For my 16th birthday in March 1969, I received the album Who Knows Where the Time Goes from my friend Lois, who I had known since kindergarten. Even as she was giving the LP, she gave me this whopping caveat said, "I hope you like it. It's kinda country." Well, some of it was for certain, but it was far more eclectic than I was led to expect. Hello Hooray - Starts off mysteriously softly, almost inaudibly, before breaking into a stirring rock tune, featuring Steve Stills on the guitar. Yes, this is the same song that Alice Cooper later covered. Story of Isaac - A Leonard Cohen tune featuring only harpsichord and organ about the Biblical character who was to be sacrificed to God by his father Abraham. I found this song particularly moving and put it on a mixed CD at some point. My Father - A rare composition by Judy; interesting how she placed the two songs about fathers and their children together. This is a lovely biographical song in waltz time.
Someday Soon - One of those "country" songs with the pedal steel guitar that has become a Collins trademark, written by Ian Tyson.
The title tune - Written by Sandy Denny, it is an equisite mournful anthem where the piano, guitar and bass set off Judy's voice marvelously.
Poor Immigrant- A Bob Dylan tune, also with pedal steel and Dobro. First Boy I Loved - A much-covered Robin Williamson song about the title character growing to "a grown-up male stranger." Having loved and lost since then, it is far more powerful to me now. There was a version of this song (First Girl I Loved) done by Jackson Browne for a tribute to Elektra Records called Rubaiyat. Bird on the Wire - Another "country" tune, another Leonard Cohen tune, probably my favorite of the "country" tunes, because guitarist James Burton sounded as though he were having so much fun.
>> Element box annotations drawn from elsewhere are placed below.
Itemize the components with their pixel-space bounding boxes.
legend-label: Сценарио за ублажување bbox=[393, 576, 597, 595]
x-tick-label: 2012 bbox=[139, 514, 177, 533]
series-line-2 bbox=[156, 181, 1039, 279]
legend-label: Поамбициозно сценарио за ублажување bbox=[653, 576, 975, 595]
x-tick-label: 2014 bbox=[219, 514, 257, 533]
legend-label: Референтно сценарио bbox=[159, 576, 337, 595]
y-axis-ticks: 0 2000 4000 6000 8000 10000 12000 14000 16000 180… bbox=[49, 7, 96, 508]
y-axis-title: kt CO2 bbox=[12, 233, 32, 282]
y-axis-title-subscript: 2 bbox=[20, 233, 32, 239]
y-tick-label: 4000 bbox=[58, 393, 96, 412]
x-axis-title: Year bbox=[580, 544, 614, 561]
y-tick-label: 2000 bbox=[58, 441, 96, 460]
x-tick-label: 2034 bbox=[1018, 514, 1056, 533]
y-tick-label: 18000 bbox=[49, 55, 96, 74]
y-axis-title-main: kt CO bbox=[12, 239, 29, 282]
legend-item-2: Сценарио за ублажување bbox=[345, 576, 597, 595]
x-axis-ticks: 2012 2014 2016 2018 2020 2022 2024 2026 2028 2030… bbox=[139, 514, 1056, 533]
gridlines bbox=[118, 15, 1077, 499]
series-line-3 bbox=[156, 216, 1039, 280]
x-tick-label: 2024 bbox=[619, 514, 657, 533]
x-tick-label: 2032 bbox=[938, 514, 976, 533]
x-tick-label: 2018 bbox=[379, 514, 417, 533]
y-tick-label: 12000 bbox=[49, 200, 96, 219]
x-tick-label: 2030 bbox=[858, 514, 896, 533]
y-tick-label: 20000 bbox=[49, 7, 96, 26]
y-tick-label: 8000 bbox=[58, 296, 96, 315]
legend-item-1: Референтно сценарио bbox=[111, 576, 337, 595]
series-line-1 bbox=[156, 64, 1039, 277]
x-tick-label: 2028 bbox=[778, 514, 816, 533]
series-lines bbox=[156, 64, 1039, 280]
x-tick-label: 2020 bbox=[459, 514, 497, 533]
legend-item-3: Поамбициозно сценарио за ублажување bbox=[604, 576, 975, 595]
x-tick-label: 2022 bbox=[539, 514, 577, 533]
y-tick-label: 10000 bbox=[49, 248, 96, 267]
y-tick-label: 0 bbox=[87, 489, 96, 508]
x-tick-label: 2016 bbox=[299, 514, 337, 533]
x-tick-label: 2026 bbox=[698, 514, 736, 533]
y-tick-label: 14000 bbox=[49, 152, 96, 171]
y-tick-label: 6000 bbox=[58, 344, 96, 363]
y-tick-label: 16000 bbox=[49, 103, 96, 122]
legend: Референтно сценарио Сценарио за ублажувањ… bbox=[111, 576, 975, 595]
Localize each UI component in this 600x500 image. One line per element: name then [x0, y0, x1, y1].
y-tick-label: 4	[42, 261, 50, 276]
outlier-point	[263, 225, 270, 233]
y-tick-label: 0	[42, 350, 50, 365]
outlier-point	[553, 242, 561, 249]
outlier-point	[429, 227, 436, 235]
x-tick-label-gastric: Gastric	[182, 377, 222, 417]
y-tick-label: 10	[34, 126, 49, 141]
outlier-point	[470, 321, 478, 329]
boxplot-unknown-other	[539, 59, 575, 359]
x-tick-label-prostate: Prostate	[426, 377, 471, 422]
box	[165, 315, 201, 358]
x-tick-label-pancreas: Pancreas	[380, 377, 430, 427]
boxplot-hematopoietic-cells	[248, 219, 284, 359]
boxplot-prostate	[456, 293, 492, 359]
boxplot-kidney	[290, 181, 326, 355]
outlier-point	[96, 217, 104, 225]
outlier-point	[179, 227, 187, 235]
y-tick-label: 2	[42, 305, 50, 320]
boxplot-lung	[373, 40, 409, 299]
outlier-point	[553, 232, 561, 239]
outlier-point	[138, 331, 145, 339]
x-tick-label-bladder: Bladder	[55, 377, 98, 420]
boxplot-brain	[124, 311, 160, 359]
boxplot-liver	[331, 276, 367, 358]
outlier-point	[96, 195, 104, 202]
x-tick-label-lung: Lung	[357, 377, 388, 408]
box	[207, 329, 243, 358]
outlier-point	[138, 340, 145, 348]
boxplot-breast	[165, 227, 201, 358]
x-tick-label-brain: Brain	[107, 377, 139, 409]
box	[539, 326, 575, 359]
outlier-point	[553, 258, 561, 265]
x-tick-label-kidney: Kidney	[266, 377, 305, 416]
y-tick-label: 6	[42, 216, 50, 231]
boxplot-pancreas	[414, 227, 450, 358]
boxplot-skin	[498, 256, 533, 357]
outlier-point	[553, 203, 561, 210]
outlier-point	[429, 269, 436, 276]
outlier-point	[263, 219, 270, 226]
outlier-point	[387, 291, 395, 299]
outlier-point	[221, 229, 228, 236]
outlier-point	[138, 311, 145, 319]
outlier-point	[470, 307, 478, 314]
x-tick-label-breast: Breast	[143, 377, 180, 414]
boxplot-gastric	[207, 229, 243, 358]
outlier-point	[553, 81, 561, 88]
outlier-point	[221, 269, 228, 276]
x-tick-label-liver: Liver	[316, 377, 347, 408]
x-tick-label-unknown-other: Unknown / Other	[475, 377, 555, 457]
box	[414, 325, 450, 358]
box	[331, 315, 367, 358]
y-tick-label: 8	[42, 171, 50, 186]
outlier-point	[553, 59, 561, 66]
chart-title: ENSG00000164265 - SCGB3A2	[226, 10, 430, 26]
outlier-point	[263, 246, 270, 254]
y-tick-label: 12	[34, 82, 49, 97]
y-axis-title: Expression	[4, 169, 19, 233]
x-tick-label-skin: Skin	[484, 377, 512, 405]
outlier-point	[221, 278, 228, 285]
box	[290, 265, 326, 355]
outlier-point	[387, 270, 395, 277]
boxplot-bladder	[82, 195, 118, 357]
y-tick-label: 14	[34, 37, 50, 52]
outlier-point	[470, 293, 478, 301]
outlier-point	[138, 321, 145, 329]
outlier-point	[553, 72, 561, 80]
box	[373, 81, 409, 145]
Pretty Polly - A murder ballad that starts softly, builds to the death - "He stabbed her through the heart, and her heart blood did flow," pulls back musically for the burial, then rocks out to the end with Burton and Stills sharing guitar licks. This song was shocking to me at the time and still affecting today.
This album has been on and off my desert albums list for decades.
July Collins, born May 1, 1939, turns 69 today. I saw her perform live but once, in the early 1980s, in Glens Falls, NY after winning tickets on a radio contest the very day of the concert.